In mattinata, il sindaco Roberto Gualtieri si è recato al Mausoleo Ardeatino insieme al Presidente della Repubblica Sergio Mattarella e ad altre autorità, per rendere omaggio alle 335 vittime della strage nazifascista del 24 marzo 1944.

L’eccidio delle Fosse Ardeatine rappresenta una delle pagine più drammatiche della storia italiana: tra le vittime partigiani, civili, militari, prigionieri politici, ebrei e detenuti comuni. Un massacro che continua a interrogare le coscienze e a richiamare il valore della libertà e della giustizia.

Le commemorazioni sono proseguite nel pomeriggio in Campidoglio, dove è stato srotolato, per il secondo anno consecutivo, un lungo striscione con i nomi delle vittime lungo la rampa che conduce alla statua di Marco Aurelio.
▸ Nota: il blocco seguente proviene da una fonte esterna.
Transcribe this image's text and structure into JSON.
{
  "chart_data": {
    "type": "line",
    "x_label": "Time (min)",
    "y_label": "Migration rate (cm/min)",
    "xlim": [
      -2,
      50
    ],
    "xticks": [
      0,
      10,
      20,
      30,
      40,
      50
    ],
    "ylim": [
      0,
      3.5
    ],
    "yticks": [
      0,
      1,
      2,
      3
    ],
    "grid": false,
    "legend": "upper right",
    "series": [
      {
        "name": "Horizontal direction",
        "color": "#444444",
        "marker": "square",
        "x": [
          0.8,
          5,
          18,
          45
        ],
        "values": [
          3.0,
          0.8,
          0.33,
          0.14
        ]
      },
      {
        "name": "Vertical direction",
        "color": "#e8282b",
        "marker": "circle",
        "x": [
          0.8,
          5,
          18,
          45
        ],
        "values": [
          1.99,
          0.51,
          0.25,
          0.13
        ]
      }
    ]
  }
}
Protagonisti dell’iniziativa gli studenti di Scienze Politiche della Libera Università Maria Santissima Assunta, che hanno letto lettere dei familiari delle vittime, contribuendo a rendere la memoria viva e partecipata.

Durante la giornata, il sindaco Roberto Gualtieri ha ricordato la ferocia dell’eccidio, sottolineando come il Paese abbia saputo reagire grazie alla Resistenza e al percorso di ricostruzione democratica.

“Non si ha futuro senza memoria”, ha ribadito, evidenziando l’importanza di conoscere le pagine più buie della storia per rafforzare i valori di libertà, democrazia e pace.

Anche l’assessore Massimiliano Smeriglio ha richiamato il carattere collettivo della tragedia, che colpì centinaia di famiglie romane, sottolineando come il ricordo sia un dovere condiviso per costruire il futuro.

Le celebrazioni hanno confermato il ruolo centrale della memoria storica nella costruzione dell’identità democratica del Paese. Il coinvolgimento dei giovani rappresenta un segnale importante: trasmettere il valore di quanto accaduto significa rendere la memoria uno strumento attivo, capace di parlare anche alle nuove generazioni.